The Florida-based Harris Corp. will upgrade and operate Saddam Hussein’s old radio and TV networks, now called al-Iraqiya, and the national newspaper, previously headed by Saddam Hussein’s son, Uday, the firm announced Friday.
The contract includes the provision of equipment, operation, training and content for two radio channels, two TV channels and the national newspaper, collectively called the Iraqi Media Network.
“We are extremely pleased to be selected to play this role in the rebuilding of Iraq’s critical broadcast and media infrastructure,” Harris Corp. Chairman Howard Lance said in a statement posted on the company’s Web site.
“The free flow of information is crucial to any modern society, and we are committed to making this ambitious goal a reality,” Lance said.
To assist with the project, Harris Corp. will partner with the Lebanese Broadcasting Corp. International (LBC), a Middle Eastern media network, and Al Fawares, a Kuwaiti company with Iraqi ownership which publishes a newspaper in Kuwait and Newsweek in Arabic.
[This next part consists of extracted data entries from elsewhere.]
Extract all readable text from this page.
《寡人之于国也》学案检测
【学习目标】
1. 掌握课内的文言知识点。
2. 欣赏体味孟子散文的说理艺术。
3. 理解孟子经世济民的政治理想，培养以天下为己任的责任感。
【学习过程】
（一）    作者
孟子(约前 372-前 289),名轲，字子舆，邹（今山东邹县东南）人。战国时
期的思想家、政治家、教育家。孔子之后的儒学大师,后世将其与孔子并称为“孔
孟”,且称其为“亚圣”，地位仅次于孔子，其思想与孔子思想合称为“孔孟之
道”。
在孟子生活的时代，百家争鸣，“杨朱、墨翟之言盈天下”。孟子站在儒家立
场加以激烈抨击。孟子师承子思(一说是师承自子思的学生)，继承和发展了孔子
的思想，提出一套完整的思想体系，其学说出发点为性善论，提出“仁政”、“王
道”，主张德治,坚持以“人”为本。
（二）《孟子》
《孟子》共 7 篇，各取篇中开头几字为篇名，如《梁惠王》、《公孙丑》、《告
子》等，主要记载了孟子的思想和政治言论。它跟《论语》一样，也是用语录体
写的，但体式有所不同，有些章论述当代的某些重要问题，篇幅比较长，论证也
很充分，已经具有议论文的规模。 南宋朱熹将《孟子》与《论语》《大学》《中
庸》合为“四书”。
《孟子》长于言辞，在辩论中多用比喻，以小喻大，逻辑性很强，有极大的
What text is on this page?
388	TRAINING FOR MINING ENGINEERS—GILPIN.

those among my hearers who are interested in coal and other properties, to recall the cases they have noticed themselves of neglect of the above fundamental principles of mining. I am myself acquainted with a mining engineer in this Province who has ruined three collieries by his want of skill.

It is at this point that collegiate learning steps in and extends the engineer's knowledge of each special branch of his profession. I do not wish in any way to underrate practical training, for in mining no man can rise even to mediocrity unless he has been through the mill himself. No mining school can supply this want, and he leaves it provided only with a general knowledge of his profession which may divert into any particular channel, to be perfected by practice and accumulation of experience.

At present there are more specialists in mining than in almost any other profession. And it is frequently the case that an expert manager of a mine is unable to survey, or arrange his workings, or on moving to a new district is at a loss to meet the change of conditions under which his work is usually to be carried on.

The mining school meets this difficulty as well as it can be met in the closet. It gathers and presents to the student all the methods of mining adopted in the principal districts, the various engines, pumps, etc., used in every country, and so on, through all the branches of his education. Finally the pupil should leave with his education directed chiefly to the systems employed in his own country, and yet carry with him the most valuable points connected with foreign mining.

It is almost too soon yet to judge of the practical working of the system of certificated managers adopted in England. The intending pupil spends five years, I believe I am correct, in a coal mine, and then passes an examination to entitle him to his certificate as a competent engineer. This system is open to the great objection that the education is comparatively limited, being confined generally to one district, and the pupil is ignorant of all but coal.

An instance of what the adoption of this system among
LBC is responsible for training and content programming for the two radio and two television channels (one of news and one for entertainment). Al Fawares will manage the newspaper and train its journalists, and will help expand the newspaper’s reach.
Harris will lead the project and provide all the necessary transmitters, integration and automation broadcast equipment.
Lance said he and the two partners hope “soon to have up and running a high-quality news and entertainment network.”
After the collapse of Hussein’s government, coalition forces seized control of Iraq’s state-run media network. Since then, Iraq’s broadcast stations and newspaper have been run by a U.S. defense contractor, Science Applications International Corp. However, under SAIC’s direction, the network failed to attract viewers and listeners because the content was considered too pro-American and the coverage of breaking news was criticized as too slow, The Washington Post reported Monday.
This is the second contract Harris has won in Iraq; the first was awarded in September to start an Iraqi radio station. Harris in July 2003 created an Iraq Initiatives Office to pursue possible business opportunities in the rebuilding of Iraq.
The IMN contract can be extended for two additional six-month periods for a total potential value of $165 million, the company press release stated.
But, Haider Abadi, the Iraqi communications minister, said he was not consulted about the contract and threatened to overturn it when the U.S.-led Coalition Provisional Authority turns over power to a sovereign Iraqi government in July.
“We very much welcome the help of others to reshape our media, but to relinquish our responsibilities and to give control to foreign media is politically and socially wrong,” Abadi said, as quoted by the Financial Times. Abadi said the contract was only “temporary.”